According to his Physician Profile on the Meridian Health website, Holca went to medical school in Romania and was a resident at the Robert Wood Johnson Medical School at Rutgers.

Investigators said Holca was distributing Percocet and Xanax, illegally. He is charged with drug distribution, possessing marijuana, possession of firearms and money laundering. Holca was forced to shut down his practice and surrender his license to prescribe controlled substances.

"He's always careful with me with prescriptions and everything," said Shakin. "He's like, 'I can't give you this, I can't give you that.'"

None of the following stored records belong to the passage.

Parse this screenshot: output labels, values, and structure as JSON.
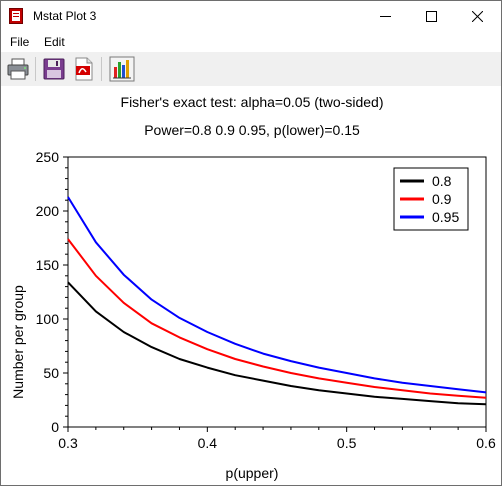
{
  "window": {
    "title": "Mstat Plot 3",
    "controls": [
      "minimize",
      "maximize",
      "close"
    ]
  },
  "menu": {
    "items": [
      "File",
      "Edit"
    ]
  },
  "toolbar": {
    "buttons": [
      {
        "name": "print",
        "icon": "printer-icon"
      },
      {
        "name": "save",
        "icon": "floppy-disk-icon"
      },
      {
        "name": "export-pdf",
        "icon": "pdf-icon"
      },
      {
        "name": "chart-options",
        "icon": "bar-chart-icon"
      }
    ]
  },
  "chart_data": {
    "type": "line",
    "title": "Fisher's exact test: alpha=0.05 (two-sided)",
    "subtitle": "Power=0.8 0.9 0.95, p(lower)=0.15",
    "xlabel": "p(upper)",
    "ylabel": "Number per group",
    "xlim": [
      0.3,
      0.6
    ],
    "ylim": [
      0,
      250
    ],
    "xticks": [
      "0.3",
      "0.4",
      "0.5",
      "0.6"
    ],
    "yticks": [
      "0",
      "50",
      "100",
      "150",
      "200",
      "250"
    ],
    "grid": false,
    "legend_position": "top-right",
    "x": [
      0.3,
      0.32,
      0.34,
      0.36,
      0.38,
      0.4,
      0.42,
      0.44,
      0.46,
      0.48,
      0.5,
      0.52,
      0.54,
      0.56,
      0.58,
      0.6
    ],
    "series": [
      {
        "name": "0.8",
        "color": "#000000",
        "values": [
          134,
          107,
          88,
          74,
          63,
          55,
          48,
          43,
          38,
          34,
          31,
          28,
          26,
          24,
          22,
          21
        ]
      },
      {
        "name": "0.9",
        "color": "#ff0000",
        "values": [
          174,
          140,
          115,
          96,
          83,
          72,
          63,
          56,
          50,
          45,
          41,
          37,
          34,
          31,
          29,
          27
        ]
      },
      {
        "name": "0.95",
        "color": "#0000ff",
        "values": [
          213,
          171,
          141,
          118,
          101,
          88,
          77,
          68,
          61,
          55,
          50,
          45,
          41,
          38,
          35,
          32
        ]
      }
    ]
  }
}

Over the last six months, Ocean County officials, advocates and recovering addicts have been looking for ways to address a rapid rise in the number of drug overdoses in their area. During 2013, there were more than 100 fatal overdoses. That number is nearly double as many as 2012, according to Anthony Castellano, the Opiate Task Force chairman. When he was addressing the issue in December of 2013, Castellano called the overdose problem an emergency situation.

The task force was launched in August of last year. Its mission is to educate and train the community about prescription drugs and heroin and to ultimately reduce the number of drug-related deaths in the county.

Coronato pledged to continue the assault on doctors and pharmacists who are part of the drug problem. "Today, I include health care professionals in my warning to dealers who prey on those fighting this tragic disease -- We are looking for you," he said.

The spike in opioid-related overdoses has also become a dire concern in the Philadelphia suburbs. Fred Harran, director of public safety in Bensalem, Bucks County, has said the dramatic spike in overdoses there is directly connected to doctors over-prescribing and he likened them to terrorists.

"We're going after every source that's supplying these drugs to the street," Harran said during an interview last October.